そういった思いで、今現在努力を続けております。

南スーダン(韓国隊への弾薬の譲渡)

【朝日新聞 菊地記者】南スーダンに関してお伺いします。今回、緊迫性、人道上の観点からやむを得ないという判断をされたと思いますが、今後、警護ですとか、PKOの活動範囲を巡って、もしくは更なる武器の輸出対応というように、三原則の例外規定がこういう理由からどんどん広がっていくという懸念はないでしょうか。

【岸田外務大臣】今回は先ほど申し上げました現実があり、そして、様々な条件等を勘案した上で総合的な判断を行ったということです。今後の議論については、また改めて冷静にしっかりとした議論を積み重ねていかなければならないと思っています。
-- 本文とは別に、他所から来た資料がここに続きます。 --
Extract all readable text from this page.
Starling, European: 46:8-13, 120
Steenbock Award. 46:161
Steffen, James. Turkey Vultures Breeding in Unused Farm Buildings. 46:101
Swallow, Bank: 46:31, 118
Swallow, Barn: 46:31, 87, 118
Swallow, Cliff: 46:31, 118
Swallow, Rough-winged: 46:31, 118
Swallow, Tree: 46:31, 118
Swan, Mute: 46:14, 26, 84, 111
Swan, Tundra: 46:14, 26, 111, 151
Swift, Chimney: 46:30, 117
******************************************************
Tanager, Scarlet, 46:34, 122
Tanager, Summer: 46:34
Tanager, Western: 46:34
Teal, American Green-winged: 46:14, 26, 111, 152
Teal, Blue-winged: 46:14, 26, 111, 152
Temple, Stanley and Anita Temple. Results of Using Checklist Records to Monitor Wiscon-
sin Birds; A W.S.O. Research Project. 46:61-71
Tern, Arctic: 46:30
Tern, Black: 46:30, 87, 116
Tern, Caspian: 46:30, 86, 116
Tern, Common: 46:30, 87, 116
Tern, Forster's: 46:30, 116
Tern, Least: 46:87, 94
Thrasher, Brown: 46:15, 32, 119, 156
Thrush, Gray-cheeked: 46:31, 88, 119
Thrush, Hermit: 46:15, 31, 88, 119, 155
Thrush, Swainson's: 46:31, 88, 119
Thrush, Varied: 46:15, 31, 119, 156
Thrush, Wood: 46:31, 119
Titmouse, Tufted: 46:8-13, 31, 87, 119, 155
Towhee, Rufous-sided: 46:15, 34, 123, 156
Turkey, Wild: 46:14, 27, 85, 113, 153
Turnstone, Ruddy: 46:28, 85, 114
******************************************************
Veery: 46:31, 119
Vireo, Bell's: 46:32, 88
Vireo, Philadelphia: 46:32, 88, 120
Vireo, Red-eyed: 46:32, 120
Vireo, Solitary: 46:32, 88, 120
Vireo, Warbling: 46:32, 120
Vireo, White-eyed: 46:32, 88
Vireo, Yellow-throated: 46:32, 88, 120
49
 【朝日新聞 菊地記者】冷静に積み重ねるというのは、今回武器輸出三原則の例外としましてけれども、抜本的に三原則を見直すということもお考えになるのでしょうか。

【岸田外務大臣】今回の件は、あくまでも国際平和協力法第25条に基づく物資協力の枠組みで譲渡する、これが基本であります。ご指摘の大きな議論については、今後、引き続きしっかりとした議論をしていかなければならない課題だと思っています。

【NHK 渡辺記者】今の話の関連ですけれども、今後、そういった歯止めということも議論されてくると思うのですが、大臣はその点どう考えていらっしゃるでしょうか。緊急性と例外を積み重ねていくということと、何らかのどこかで歯止めをかけなければいけないということがあると思うのですけれども、その辺の議論はどうあるべきだとお考えでしょうか。

【岸田外務大臣】今回の事態については、あくまでも緊急性、人道性、そして、我が国の現地の自衛隊の所有していた弾薬の共用性、こういったものを勘案し、あくまでも国連平和協力法第25条に基づく物資協力の枠組みで譲渡する判断を行った次第です。
 今、歯止め云々の話については、より大きな議論を冷静にしっかりとしていかなければならないことだと思っています。今後の議論を待ちたいと思いますし、しっかり議論を行っていきたいと考えています。

【NHK 渡辺記者】その後、韓国政府からは、今回の日本の対応について、何らかの連絡、外務省を通じてあったのでしょうか。

【岸田外務大臣】現地において謝意の表明がなされたと承知しております。

【NHK 渡辺記者】現地の部隊から現地の自衛隊にということでしょうか。

【岸田外務大臣】現地において、韓国側から正式に謝意が表明されていると承知しております。